Por Talitha Speranza, editora do Terraço Econômico

Vamos dar continuidade à nossa análise sobre a economia de uma Catalunha independente.

Se considerarmos um ranking hipotético do PIB per capita dos 28 países da União Europeia (UE) mais o novo Estado soberano, a Catalunha ficaria 11º lugar no dias de hoje, entre o Reino Unido e a França. Mas será que a região conseguiria manter tais níveis de riqueza após a separação? Em quanto ficaria o crescimento do novo país? A resposta, como quase sempre em Economia, é: depende.
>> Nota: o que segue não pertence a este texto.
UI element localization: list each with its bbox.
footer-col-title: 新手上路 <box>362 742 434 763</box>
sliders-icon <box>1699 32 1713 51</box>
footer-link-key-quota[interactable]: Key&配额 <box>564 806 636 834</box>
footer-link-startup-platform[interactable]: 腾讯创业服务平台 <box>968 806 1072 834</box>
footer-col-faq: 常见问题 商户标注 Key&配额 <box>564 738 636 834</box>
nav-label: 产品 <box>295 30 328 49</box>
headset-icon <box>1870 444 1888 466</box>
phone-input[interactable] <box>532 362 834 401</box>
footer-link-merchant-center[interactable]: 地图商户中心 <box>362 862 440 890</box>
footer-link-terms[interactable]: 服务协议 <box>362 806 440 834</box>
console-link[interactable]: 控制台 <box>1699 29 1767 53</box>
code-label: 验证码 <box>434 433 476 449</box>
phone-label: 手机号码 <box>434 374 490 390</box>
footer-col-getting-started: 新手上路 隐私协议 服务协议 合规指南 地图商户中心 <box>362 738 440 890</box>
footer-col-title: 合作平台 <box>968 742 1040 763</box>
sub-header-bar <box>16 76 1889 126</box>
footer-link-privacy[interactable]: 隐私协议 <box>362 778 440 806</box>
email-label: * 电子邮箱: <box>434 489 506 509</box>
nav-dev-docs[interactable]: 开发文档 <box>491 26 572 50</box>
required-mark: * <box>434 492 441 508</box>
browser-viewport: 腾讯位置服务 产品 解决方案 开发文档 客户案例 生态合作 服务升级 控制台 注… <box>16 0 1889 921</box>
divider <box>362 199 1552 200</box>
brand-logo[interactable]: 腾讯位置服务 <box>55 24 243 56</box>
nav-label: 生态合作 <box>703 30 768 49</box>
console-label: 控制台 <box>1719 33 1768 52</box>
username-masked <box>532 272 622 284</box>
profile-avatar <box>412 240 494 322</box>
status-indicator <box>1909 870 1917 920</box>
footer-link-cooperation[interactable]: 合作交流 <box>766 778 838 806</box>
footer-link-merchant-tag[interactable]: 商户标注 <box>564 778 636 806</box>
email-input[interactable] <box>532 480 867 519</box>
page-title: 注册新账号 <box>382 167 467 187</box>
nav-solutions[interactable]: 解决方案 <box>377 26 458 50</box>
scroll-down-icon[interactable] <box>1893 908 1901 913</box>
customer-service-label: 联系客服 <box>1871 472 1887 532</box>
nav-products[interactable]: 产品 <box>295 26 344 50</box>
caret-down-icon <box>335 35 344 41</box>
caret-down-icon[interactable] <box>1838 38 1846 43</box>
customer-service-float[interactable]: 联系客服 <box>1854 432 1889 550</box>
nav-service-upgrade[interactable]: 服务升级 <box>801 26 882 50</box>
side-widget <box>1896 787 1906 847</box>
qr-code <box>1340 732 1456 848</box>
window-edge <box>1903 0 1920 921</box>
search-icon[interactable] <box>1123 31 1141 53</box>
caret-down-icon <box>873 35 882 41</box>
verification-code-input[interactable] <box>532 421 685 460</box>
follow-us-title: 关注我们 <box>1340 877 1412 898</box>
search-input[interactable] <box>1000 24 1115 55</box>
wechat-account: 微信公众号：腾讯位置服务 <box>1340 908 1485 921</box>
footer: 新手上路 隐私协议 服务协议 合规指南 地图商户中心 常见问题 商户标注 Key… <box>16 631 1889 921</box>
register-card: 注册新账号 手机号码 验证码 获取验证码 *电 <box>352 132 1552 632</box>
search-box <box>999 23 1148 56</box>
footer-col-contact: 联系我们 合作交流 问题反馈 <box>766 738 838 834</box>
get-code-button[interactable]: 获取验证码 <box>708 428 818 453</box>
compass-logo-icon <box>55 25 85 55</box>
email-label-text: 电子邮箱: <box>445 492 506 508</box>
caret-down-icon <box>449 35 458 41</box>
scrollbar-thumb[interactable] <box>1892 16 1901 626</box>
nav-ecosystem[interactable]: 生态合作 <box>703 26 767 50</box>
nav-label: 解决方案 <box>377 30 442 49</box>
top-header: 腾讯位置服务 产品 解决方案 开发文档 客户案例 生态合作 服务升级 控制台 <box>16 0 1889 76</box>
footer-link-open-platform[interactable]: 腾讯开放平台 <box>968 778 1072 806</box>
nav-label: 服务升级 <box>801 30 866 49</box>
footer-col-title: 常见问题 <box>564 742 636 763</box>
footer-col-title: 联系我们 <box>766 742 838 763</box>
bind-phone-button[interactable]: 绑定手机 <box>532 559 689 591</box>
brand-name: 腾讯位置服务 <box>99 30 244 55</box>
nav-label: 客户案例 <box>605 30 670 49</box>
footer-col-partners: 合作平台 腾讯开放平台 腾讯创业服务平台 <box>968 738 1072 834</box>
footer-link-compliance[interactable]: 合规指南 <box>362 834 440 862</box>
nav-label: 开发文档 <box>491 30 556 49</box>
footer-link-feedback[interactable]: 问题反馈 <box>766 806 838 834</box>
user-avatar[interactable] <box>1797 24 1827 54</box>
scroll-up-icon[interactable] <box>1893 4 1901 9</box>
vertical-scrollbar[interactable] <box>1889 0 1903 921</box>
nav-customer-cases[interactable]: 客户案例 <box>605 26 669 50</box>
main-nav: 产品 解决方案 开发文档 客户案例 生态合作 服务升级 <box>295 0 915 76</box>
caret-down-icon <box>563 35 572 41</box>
Primeiro, precisamos situar o horizonte da análise. No curto prazo, é ponto pacífico entre os economistas (pró-independência ou não) que o PIB sofrerá queda, mas a intensidade estimada varia bastante de estudo para estudo. Já no longo prazo, não há projeções confiáveis, apenas especulação. Além disso, é necessário estabelecer quais hipóteses serão usadas. Os economistas têm divergido em, principalmente, cinco pontos:

O tamanho do déficit fiscal
– As consequências de um possível boicote comercial da Espanha
– Efeito-fronteira
– Permanência dentro da UE
– Continuação do uso do euro

Veremos como suposições ligadas a estas questões definem cenários econômicos muito distintos, variando de estagnação temporária a depressão profunda. Mas antes, precisamos entender o porquê de estas suposições serem tão discrepantes entre si.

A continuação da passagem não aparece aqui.